A study involving a bee colony optimization algorithm simulated the performance of wireless network routing.⁶The study demonstrated that asynchronous and decentralized routing decisions (as occur in bee colonies) can be optimized based on the algorithm, concluding that, “The nature inspired routing algorithm offers improved performance when compared to the existing state-of-the-art models.” Ant foraging algorithms have also been found to have an application related to the control of internet traffic.⁷

Berlinski writes, “Algorithms are human artifacts,” and therefore are also produced by intelligent agents.  What is amazing is that humans are continually trying to design systems that perform as well as some animal systems and behavior algorithms. While humans invented algorithms only within the last century, thus enabling the development of artificial intelligence, animals exhibit behavioral algorithms that long predate the existence of humans. This is another indication of the genius of biological systems and that they are the product of intelligent design.

Notes

1. David Berlinski, Science After Babel (Discovery Institute Press, Seattle, 2023, 41).

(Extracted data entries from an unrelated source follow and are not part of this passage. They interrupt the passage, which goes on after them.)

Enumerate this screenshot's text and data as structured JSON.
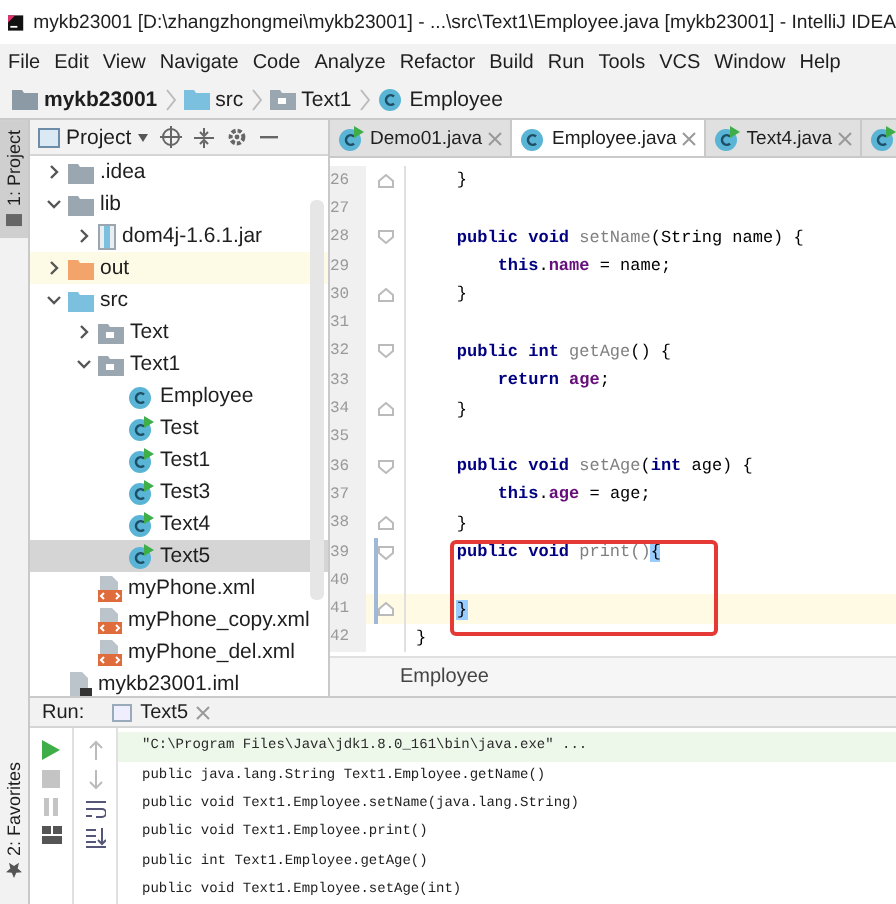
{
  "window": {
    "title": "mykb23001 [D:\\zhangzhongmei\\mykb23001] - ...\\src\\Text1\\Employee.java [mykb23001] - IntelliJ IDEA"
  },
  "menu": [
    "File",
    "Edit",
    "View",
    "Navigate",
    "Code",
    "Analyze",
    "Refactor",
    "Build",
    "Run",
    "Tools",
    "VCS",
    "Window",
    "Help"
  ],
  "breadcrumbs": [
    {
      "label": "mykb23001",
      "kind": "module"
    },
    {
      "label": "src",
      "kind": "source-folder"
    },
    {
      "label": "Text1",
      "kind": "package"
    },
    {
      "label": "Employee",
      "kind": "class"
    }
  ],
  "side_stripe": [
    {
      "label": "1: Project",
      "selected": true
    },
    {
      "label": "2: Favorites",
      "selected": false
    }
  ],
  "project_panel": {
    "title": "Project",
    "tree": [
      {
        "label": ".idea",
        "kind": "folder",
        "expanded": false,
        "selected": false
      },
      {
        "label": "lib",
        "kind": "folder",
        "expanded": true,
        "selected": false,
        "children": [
          {
            "label": "dom4j-1.6.1.jar",
            "kind": "jar",
            "expanded": false,
            "selected": false
          }
        ]
      },
      {
        "label": "out",
        "kind": "excluded-folder",
        "expanded": false,
        "selected": false
      },
      {
        "label": "src",
        "kind": "source-folder",
        "expanded": true,
        "selected": false,
        "children": [
          {
            "label": "Text",
            "kind": "package",
            "expanded": false,
            "selected": false
          },
          {
            "label": "Text1",
            "kind": "package",
            "expanded": true,
            "selected": false,
            "children": [
              {
                "label": "Employee",
                "kind": "class",
                "selected": false
              },
              {
                "label": "Test",
                "kind": "runnable-class",
                "selected": false
              },
              {
                "label": "Test1",
                "kind": "runnable-class",
                "selected": false
              },
              {
                "label": "Test3",
                "kind": "runnable-class",
                "selected": false
              },
              {
                "label": "Text4",
                "kind": "runnable-class",
                "selected": false
              },
              {
                "label": "Text5",
                "kind": "runnable-class",
                "selected": true
              }
            ]
          },
          {
            "label": "myPhone.xml",
            "kind": "xml",
            "selected": false
          },
          {
            "label": "myPhone_copy.xml",
            "kind": "xml",
            "selected": false
          },
          {
            "label": "myPhone_del.xml",
            "kind": "xml",
            "selected": false
          }
        ]
      },
      {
        "label": "mykb23001.iml",
        "kind": "iml",
        "selected": false
      }
    ]
  },
  "editor_tabs": [
    {
      "label": "Demo01.java",
      "kind": "runnable-class",
      "selected": false
    },
    {
      "label": "Employee.java",
      "kind": "class",
      "selected": true
    },
    {
      "label": "Text4.java",
      "kind": "runnable-class",
      "selected": false
    },
    {
      "kind": "runnable-class",
      "selected": false
    }
  ],
  "code_lines": [
    {
      "number": "26",
      "fold_end": true,
      "changed": false,
      "current": false,
      "tokens": [
        {
          "text": "    }",
          "kind": "plain"
        }
      ]
    },
    {
      "number": "27",
      "changed": false,
      "current": false
    },
    {
      "number": "28",
      "fold_start": true,
      "changed": false,
      "current": false,
      "tokens": [
        {
          "text": "    public void ",
          "kind": "keyword"
        },
        {
          "text": "setName",
          "kind": "unused"
        },
        {
          "text": "(String name) {",
          "kind": "plain"
        }
      ]
    },
    {
      "number": "29",
      "changed": false,
      "current": false,
      "tokens": [
        {
          "text": "        this",
          "kind": "keyword"
        },
        {
          "text": ".",
          "kind": "plain"
        },
        {
          "text": "name",
          "kind": "field"
        },
        {
          "text": " = name;",
          "kind": "plain"
        }
      ]
    },
    {
      "number": "30",
      "fold_end": true,
      "changed": false,
      "current": false,
      "tokens": [
        {
          "text": "    }",
          "kind": "plain"
        }
      ]
    },
    {
      "number": "31",
      "changed": false,
      "current": false
    },
    {
      "number": "32",
      "fold_start": true,
      "changed": false,
      "current": false,
      "tokens": [
        {
          "text": "    public int ",
          "kind": "keyword"
        },
        {
          "text": "getAge",
          "kind": "unused"
        },
        {
          "text": "() {",
          "kind": "plain"
        }
      ]
    },
    {
      "number": "33",
      "changed": false,
      "current": false,
      "tokens": [
        {
          "text": "        return ",
          "kind": "keyword"
        },
        {
          "text": "age",
          "kind": "field"
        },
        {
          "text": ";",
          "kind": "plain"
        }
      ]
    },
    {
      "number": "34",
      "fold_end": true,
      "changed": false,
      "current": false,
      "tokens": [
        {
          "text": "    }",
          "kind": "plain"
        }
      ]
    },
    {
      "number": "35",
      "changed": false,
      "current": false
    },
    {
      "number": "36",
      "fold_start": true,
      "changed": false,
      "current": false,
      "tokens": [
        {
          "text": "    public void ",
          "kind": "keyword"
        },
        {
          "text": "setAge",
          "kind": "unused"
        },
        {
          "text": "(",
          "kind": "plain"
        },
        {
          "text": "int ",
          "kind": "keyword"
        },
        {
          "text": "age) {",
          "kind": "plain"
        }
      ]
    },
    {
      "number": "37",
      "changed": false,
      "current": false,
      "tokens": [
        {
          "text": "        this",
          "kind": "keyword"
        },
        {
          "text": ".",
          "kind": "plain"
        },
        {
          "text": "age",
          "kind": "field"
        },
        {
          "text": " = age;",
          "kind": "plain"
        }
      ]
    },
    {
      "number": "38",
      "fold_end": true,
      "changed": false,
      "current": false,
      "tokens": [
        {
          "text": "    }",
          "kind": "plain"
        }
      ]
    },
    {
      "number": "39",
      "fold_start": true,
      "changed": true,
      "current": false,
      "tokens": [
        {
          "text": "    public void ",
          "kind": "keyword"
        },
        {
          "text": "print()",
          "kind": "unused"
        },
        {
          "text": "{",
          "kind": "matched-brace"
        }
      ]
    },
    {
      "number": "40",
      "changed": true,
      "current": false
    },
    {
      "number": "41",
      "fold_end": true,
      "changed": true,
      "current": true,
      "tokens": [
        {
          "text": "    }",
          "kind": "matched-brace"
        }
      ]
    },
    {
      "number": "42",
      "changed": false,
      "current": false,
      "tokens": [
        {
          "text": "}",
          "kind": "plain"
        }
      ]
    }
  ],
  "editor_breadcrumb": "Employee",
  "run_panel": {
    "label": "Run:",
    "tab": "Text5",
    "output": [
      {
        "text": "\"C:\\Program Files\\Java\\jdk1.8.0_161\\bin\\java.exe\" ...",
        "kind": "command"
      },
      {
        "text": "public java.lang.String Text1.Employee.getName()",
        "kind": "stdout"
      },
      {
        "text": "public void Text1.Employee.setName(java.lang.String)",
        "kind": "stdout"
      },
      {
        "text": "public void Text1.Employee.print()",
        "kind": "stdout"
      },
      {
        "text": "public int Text1.Employee.getAge()",
        "kind": "stdout"
      },
      {
        "text": "public void Text1.Employee.setAge(int)",
        "kind": "stdout"
      }
    ]
  }
}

2. Eric Cassell, Animal Algorithms (Discovery Institute Press, Seattle, 2021).
3. Ahmen G. Gad, “Particle Swarm Optimization Algorithm and Its Applications: A Systematic Review,” Archives of Computational Methods in Engineering, 2022, 29: 2531-2561.
4. Zhang, et al., “A Comprehensive Survey on Particle Swarm Optimization Algorithm and Its Applications,” Mathematical Problems in Engineering, Vol. 2015, ID 931256.

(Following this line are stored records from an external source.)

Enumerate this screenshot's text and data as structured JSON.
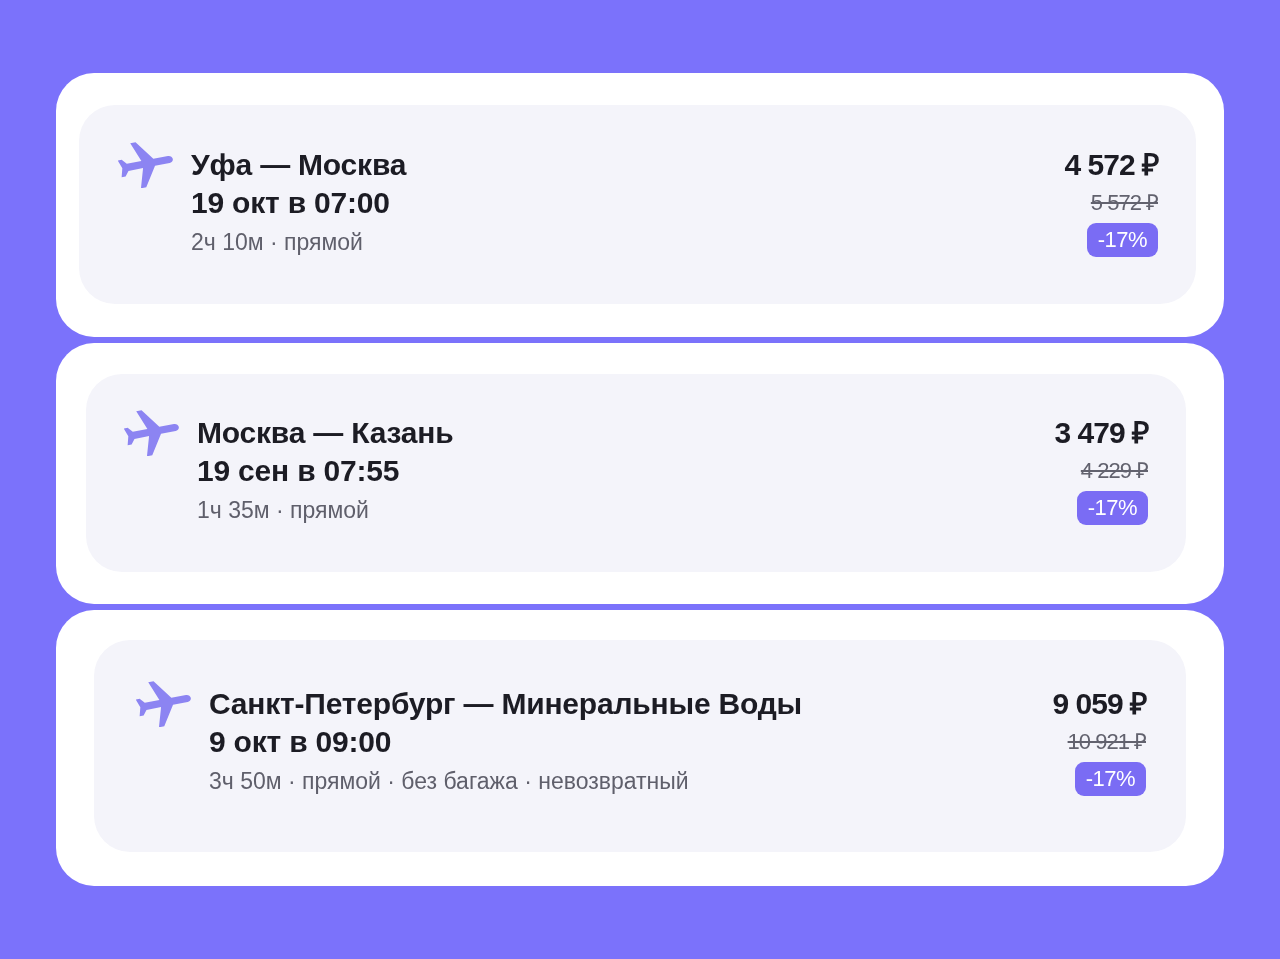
{
  "flights": [
    {
      "route": "Уфа — Москва",
      "departure": "19 окт в 07:00",
      "details": "2ч 10м · прямой",
      "price": "4 572 ₽",
      "old_price": "5 572 ₽",
      "discount": "-17%"
    },
    {
      "route": "Москва — Казань",
      "departure": "19 сен в 07:55",
      "details": "1ч 35м · прямой",
      "price": "3 479 ₽",
      "old_price": "4 229 ₽",
      "discount": "-17%"
    },
    {
      "route": "Санкт-Петербург — Минеральные Воды",
      "departure": "9 окт в 09:00",
      "details": "3ч 50м · прямой · без багажа · невозвратный",
      "price": "9 059 ₽",
      "old_price": "10 921 ₽",
      "discount": "-17%"
    }
  ]
}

5.  “Travel Optimization by Foraging Bumblebees through Readjustments of Traplines after Discovery of New Feeding Locations,” Mathieu Lihoreau, Lars Chittka, and Nigel E. Raine, The American Naturalist, Vol. 176, No. 6, December 2010.
6. I. Jeena Jacob and P. Ebby Darney, “Artificial Bee Colony Optimization Algorithm for Enhancing Routing in Wireless Networks,” Journal of Artificial Intelligence and Capsule Networks, Vol. 03, No. 01, 2021.
7. Eric Cassell, “To Regulate Foraging, Harvester Ants Use a (Designed) Feedback Control Algorithm,” Evolution News, April 7, 2022.